5 Temmuz 1912 tarihinde Millî Meşrutiyet Fırkası’nı kurdu. Parti kuruluşunda yer alan diğer arkadaşları Yusuf Akçura, Müderris Zühdü Bey, Mehmed Ali ve Cami Beyler idi. Partinin programında şu fikirler yer alıyordu: Türkler yüzyıllardır İmparatorluğun hudutlarında çarpıştı. Kendi illerini ihmal etmek durumunda kaldılar. Türk illerinin kalbi olan Anadolu bakımsızdır. Türklerin de kendi millî kaderlerini düşünmesi saati çalmıştır.
22 Eylül 1912 tarihinde partinin yayın organı olan İfham Gazetesini yayına çıkarmaya ve "İfham Kütüphanesi" adı altında bir dizi kitap basmaya başladı. Gazetede ateşli yazılar yazdı. Yazılarında Türklük ve İslamiyet dayanışmasına büyük önem verdi. Milliyet fikri ve milliyetçilik ülküsünü gerçeklik şuuru ile dengelemeye, her türlü siyasi düşüncenin üstünde değişmez prensip olarak yerleşmesine büyük önem vermiştir.
Türk Ocağı adlı derneğin Askeri Tıbbiyeliler arasında 1911 yılında başlayan kuruluş çalışmaları sırasında Mehmet Emin Bey (Yurdakul) başkanlığında geçici bir idare heyeti kurulmuştu. Resmî olarak 25 Mart 1912 tarihinde kurulan Türk Ocağı'nın ilk Genel Başkanı Mehmet Emin Bey oldu.
Balkan Savaşı sırasında Çatalca'daki genel karargâhta yüzbaşı rütbesiyle bir süre görev yaptı ancak Londra Antlaşması'nın imzalanması üzerine yeniden gazetesinin başına döndü. Gazete, Mahmud Şevket Paşa'nın katli hakkındaki bir haber nedeniyle 13 Haziran 1913 günü kapatıldı. Mehmet Emin, önce Sinop'a iki yıl sonra Bilecik'e sürgün edildi. Bu yıllarda en yakın arkadaşı Refik Halit (Karay) oldu. I. Dünya Savaşı, o sürgünde bulunduğu sırada patlak verdi.

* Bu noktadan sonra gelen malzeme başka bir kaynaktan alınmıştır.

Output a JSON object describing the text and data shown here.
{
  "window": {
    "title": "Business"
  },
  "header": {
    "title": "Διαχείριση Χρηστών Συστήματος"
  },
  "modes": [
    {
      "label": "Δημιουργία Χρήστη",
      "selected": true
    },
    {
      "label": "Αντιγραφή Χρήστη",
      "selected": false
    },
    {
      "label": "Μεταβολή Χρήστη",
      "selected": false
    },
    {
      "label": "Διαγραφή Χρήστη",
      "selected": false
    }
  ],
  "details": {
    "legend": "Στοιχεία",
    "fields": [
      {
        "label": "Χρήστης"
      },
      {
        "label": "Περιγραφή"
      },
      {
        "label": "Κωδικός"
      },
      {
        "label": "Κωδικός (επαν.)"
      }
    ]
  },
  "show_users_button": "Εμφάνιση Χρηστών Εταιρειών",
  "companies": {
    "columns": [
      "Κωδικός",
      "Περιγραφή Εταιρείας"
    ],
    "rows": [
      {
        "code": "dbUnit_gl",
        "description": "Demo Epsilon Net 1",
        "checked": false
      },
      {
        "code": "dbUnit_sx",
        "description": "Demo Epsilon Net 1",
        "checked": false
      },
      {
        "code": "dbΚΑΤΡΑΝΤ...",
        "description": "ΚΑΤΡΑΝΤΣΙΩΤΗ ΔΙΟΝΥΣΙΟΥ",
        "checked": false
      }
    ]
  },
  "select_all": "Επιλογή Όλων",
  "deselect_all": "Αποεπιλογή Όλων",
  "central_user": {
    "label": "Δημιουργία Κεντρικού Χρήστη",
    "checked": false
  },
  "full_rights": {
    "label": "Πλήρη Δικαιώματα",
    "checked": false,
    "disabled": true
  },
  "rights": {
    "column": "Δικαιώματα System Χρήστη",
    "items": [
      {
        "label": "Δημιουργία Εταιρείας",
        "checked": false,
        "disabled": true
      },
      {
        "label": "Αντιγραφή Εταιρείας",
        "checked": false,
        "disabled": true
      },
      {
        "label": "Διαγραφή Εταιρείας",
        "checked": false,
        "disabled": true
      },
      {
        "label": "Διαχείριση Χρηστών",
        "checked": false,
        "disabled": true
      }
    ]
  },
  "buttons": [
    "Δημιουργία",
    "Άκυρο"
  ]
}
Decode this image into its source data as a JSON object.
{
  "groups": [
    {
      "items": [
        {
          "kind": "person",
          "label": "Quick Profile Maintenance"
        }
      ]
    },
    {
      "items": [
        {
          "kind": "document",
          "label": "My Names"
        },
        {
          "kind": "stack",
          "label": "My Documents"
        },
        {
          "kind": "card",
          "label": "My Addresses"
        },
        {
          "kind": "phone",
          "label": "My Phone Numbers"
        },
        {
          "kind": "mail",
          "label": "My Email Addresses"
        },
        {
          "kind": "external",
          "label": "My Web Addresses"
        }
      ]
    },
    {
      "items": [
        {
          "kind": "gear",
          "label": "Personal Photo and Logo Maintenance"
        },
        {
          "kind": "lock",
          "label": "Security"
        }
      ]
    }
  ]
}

Savaş sırasında bağımsızlığını kazanan Ukrayna'nın merkezi Kiev'e 1918 yılında başkonsolos tayin edildi. Bir yıl sonra ülke Bolşevik işgaline uğrayınca İstanbul'a döndü.
Bir süre Damat Ferit Paşa kabinesinde Nafia Nazırı (Bayındırlık Bakanı) olarak görev yaptı ve Maliye Nezareti'ne vekalet etti. Millî Meşrutiyet Fırkası'ndaki arkadaşlarıyla Millî Türk Fırkası adında yeni bir milliyetçi siyasi parti kurdu. 12 Ocak 1920 tarihinde toplanacak Son Osmanlı Meclis-i Mebusanı'na tekrar Kütahya mebusu olarak girmek üzere seçimlerde aday oldu, İstanbul mebusu seçildi. Birkaç ay sonra meclis, işgal güçlerinin baskısıyla kapatılınca millî mücadelenin yürütüldüğü Ankara'ya geçti.
30 Mayıs 1920 tarihinde Ankara'ya geldi ve İstanbul mebusu olarak 1. TBMM'de yerini aldı. Birkaç ay sonra Maliye Bakanı oldu ancak bütçe görüşmelerinde çıkan bir anlaşmazlık sonucu diğer bakanlarla birlikte 16 Mayıs 1921 tarihinde istifa etti. 26 Ekim 1921 tarihinde Bakanlar Kurulu tarafından TBMM Paris temsilcisi olarak atandı, milletvekilliğinden izinli sayıldı. 1923 yılında Lozan görüşmelerine katıldı.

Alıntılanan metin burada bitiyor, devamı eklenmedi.